Oral anti-inflammatories remain widely used for flare-ups or more persistent pain, but they carry higher risks for the stomach, kidneys, and cardiovascular system with long-term use. Acetaminophen is gentler but less effective for arthritis-specific symptoms.
Knee Injections
When creams and pills aren’t enough, injections directly into the joint can help. Corticosteroid injections provide fast relief, often within the first week, but the effect fades over a few months. Hyaluronic acid injections (sometimes called “gel shots”) work more slowly but tend to last longer. In one clinical trial, 54% of people receiving hyaluronic acid still had meaningful pain relief at six months, compared to 44% with corticosteroids. However, by the one-year mark, both types of injection tend to lose their effect, and the knee returns to its pre-injection baseline.

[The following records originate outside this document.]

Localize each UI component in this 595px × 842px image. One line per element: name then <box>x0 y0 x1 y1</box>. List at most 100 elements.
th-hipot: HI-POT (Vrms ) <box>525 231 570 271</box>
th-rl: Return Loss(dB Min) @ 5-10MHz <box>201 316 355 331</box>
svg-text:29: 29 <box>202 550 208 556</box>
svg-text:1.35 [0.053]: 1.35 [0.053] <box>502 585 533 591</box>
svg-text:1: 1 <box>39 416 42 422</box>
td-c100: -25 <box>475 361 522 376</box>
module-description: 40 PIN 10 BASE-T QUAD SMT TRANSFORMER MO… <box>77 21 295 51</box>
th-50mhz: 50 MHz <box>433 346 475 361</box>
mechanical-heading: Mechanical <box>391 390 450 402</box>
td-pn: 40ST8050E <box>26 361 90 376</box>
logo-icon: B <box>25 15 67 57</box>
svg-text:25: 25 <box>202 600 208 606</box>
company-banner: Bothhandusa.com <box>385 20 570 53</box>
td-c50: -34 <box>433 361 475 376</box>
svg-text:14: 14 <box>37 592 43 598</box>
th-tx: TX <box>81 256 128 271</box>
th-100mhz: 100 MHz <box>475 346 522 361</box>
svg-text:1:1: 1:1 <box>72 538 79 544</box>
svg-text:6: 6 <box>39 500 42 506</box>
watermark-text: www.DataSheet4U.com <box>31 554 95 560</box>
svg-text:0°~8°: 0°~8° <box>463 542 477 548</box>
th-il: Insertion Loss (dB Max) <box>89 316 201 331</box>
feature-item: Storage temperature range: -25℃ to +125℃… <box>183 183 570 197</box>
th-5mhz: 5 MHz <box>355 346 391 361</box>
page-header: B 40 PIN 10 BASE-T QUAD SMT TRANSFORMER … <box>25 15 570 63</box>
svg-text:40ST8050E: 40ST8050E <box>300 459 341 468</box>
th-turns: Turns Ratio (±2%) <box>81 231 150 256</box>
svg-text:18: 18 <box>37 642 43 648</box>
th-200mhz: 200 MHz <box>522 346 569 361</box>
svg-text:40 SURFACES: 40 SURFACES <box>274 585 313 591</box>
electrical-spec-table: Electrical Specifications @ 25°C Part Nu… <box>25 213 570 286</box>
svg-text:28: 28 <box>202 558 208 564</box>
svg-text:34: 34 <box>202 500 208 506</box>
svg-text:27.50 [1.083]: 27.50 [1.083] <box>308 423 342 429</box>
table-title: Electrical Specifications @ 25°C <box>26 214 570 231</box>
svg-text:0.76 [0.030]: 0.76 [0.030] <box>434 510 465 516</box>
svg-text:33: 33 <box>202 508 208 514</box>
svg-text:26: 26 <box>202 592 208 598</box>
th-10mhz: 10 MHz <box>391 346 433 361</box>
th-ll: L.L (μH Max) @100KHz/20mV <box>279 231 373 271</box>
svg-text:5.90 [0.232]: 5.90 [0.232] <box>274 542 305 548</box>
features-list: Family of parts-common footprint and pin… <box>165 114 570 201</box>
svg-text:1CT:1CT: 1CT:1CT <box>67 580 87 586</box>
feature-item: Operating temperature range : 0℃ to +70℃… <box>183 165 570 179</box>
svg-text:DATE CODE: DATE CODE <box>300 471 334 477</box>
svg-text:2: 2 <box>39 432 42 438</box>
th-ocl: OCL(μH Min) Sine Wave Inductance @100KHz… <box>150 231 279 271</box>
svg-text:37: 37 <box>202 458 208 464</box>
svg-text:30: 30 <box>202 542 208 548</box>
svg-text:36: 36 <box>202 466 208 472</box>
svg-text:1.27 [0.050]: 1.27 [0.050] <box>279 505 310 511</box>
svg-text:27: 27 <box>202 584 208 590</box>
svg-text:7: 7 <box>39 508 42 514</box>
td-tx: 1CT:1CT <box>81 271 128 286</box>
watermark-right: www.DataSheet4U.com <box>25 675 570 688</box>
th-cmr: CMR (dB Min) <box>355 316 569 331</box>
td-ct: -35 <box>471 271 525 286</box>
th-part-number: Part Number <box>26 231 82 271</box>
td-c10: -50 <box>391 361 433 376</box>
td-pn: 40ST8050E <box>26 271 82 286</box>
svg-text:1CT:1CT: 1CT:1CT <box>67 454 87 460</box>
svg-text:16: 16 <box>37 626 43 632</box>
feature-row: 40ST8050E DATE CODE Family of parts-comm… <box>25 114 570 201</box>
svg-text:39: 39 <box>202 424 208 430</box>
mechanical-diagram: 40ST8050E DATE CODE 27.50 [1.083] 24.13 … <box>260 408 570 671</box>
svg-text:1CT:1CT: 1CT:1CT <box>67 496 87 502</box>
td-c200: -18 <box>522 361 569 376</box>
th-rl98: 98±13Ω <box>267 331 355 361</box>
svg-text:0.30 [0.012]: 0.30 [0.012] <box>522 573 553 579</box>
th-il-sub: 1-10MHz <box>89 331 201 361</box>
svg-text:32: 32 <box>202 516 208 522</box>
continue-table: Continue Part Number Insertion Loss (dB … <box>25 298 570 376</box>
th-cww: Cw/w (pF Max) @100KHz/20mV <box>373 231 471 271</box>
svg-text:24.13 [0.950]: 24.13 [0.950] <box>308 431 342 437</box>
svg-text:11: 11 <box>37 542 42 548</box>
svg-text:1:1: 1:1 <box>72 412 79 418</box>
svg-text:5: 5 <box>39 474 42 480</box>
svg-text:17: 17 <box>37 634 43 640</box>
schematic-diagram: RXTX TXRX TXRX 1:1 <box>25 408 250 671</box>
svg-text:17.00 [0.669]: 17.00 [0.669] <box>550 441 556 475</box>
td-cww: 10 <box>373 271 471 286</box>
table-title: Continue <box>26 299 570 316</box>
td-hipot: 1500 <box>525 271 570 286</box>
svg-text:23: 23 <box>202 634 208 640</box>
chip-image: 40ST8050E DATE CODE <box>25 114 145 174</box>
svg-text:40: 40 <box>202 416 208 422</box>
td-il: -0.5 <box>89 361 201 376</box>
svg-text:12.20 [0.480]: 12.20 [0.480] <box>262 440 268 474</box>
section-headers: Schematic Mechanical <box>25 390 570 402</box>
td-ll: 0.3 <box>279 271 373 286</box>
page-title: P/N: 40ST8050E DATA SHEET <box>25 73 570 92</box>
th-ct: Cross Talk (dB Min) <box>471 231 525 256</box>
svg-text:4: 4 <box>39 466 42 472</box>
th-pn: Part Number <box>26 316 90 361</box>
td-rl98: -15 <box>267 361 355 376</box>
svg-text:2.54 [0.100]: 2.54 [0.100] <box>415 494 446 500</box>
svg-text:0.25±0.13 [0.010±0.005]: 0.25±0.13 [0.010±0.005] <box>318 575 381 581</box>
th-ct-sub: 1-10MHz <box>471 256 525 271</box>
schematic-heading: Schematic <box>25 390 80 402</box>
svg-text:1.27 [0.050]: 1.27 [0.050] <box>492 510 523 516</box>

Neither injection type reverses the underlying cartilage damage. They buy time and comfort, which can be valuable for staying active and participating in physical therapy.
Exercise and Physical Therapy
Strengthening the muscles around your knee, particularly the quadriceps on the front of your thigh, reduces the load on the joint itself. This is one of the most consistently effective treatments across all stages of knee arthritis. Low-impact activities like swimming, cycling, and walking on flat surfaces keep the joint moving without excessive stress. Physical therapy programs typically focus on building strength, improving flexibility, and teaching movement patterns that protect the knee during daily tasks.
Weight loss, if you’re carrying extra pounds, produces outsized benefits. Because of the mechanical multiplier effect at the knee, losing even 10 pounds removes roughly 40 pounds of force per step. Studies consistently show that combining weight loss with exercise produces better pain relief than either one alone.
When Surgery Becomes the Right Option
Total knee replacement is considered when non-surgical treatments have stopped providing adequate relief. The American Academy of Orthopaedic Surgeons identifies several situations that point toward surgery: chronic inflammation and swelling that doesn’t improve with rest or medications, visible deformity of the knee, and failure to get meaningful improvement from physical therapy, injections, or anti-inflammatory medications.
There are no absolute age or weight cutoffs for the procedure. The decision is based on how much pain and disability you’re experiencing. Most people who undergo knee replacement report significant improvement in pain and mobility, with the artificial joint lasting 15 to 20 years or more in the majority of cases. Recovery involves several weeks of limited mobility followed by months of physical therapy to rebuild strength and range of motion.